Restoring the Courthouse's Crown
A new protective coating is to be applied to the stonework around Marshall County's Courthouse roof and clock towers, according to the superintendent managing the job for the county.
The old coating is being removed, Superintendent Robert Dexter explained on the roof Wednesday afternoon. It's like a plastic bag. It keeps moisture from getting through, but that traps moisture in the stone.
"It was well-intended," he said. "But if moisture gets in there, things start to deteriorate."
The new coating, Dexter says, is a membrane that allows the rock to exhale moisture, but keeps rain from being absorbed.
It might be likened to the window of a police interrogation room that reflects like a mirror into the room, but allows a view into the room.
Now, painters are applying a substance to adhere to the old sealant. On top of that is a plastic sheet that's used to strip off the old coating, Dexter explained.
Meanwhile, wood frames were being built this week for molds to make new sections of the short wall around the roof, the superintendent said.
"These lower walls just received a wood blocking," Dexter said near that part of the restoration project as he held back a white rubberized roofing material that's to be replaced. It was pulled away to install new blocking boards for a metal wrapping, and it's been placed back over the low wall until it's removed again to accommodate new metal.
"All of this will be covered with a metal cap," he said.

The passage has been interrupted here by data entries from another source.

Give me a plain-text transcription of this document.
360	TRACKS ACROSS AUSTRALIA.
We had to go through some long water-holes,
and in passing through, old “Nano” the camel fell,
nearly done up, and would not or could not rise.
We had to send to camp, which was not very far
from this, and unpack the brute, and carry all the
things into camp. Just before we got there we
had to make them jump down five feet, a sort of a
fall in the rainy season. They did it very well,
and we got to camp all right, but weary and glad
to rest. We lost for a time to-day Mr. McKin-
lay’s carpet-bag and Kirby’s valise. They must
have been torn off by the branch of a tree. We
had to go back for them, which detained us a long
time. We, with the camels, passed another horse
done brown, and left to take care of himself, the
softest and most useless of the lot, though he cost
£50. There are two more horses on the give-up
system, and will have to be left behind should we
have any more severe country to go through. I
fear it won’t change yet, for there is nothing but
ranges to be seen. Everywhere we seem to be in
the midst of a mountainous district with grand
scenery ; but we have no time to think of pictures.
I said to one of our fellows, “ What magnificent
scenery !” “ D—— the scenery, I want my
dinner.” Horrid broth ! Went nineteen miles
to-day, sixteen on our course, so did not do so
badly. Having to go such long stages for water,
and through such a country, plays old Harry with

The architect and county commissioners decided to accept a recommendation by a roofing subcontractor for D.F. Chase Construction, the Nashville-based general contractor who employs Dexter.
Using aluminum is better than using copper again, he said. Copper, however, will be used at the clock towers.
Thursday, Dexter anticipated the Florida-based clock repairman to arrive and take the clockworks back to his shop.
County commissioners appropriated more than $400,000 to replace the roof and restore other fixtures, walls, clocks and towers atop the building.
Among the sub-contractors' crews is Ricky Begley of the Marshall County part of Rally Hill, a painter with Franklin-based Charlie Irwin Painting Co.
"We're all thankful," Begley said, "because a lot of people are out of work and Charlie is one of the subcontractors who has work.
"I also pay taxes in Marshall County," Begley said.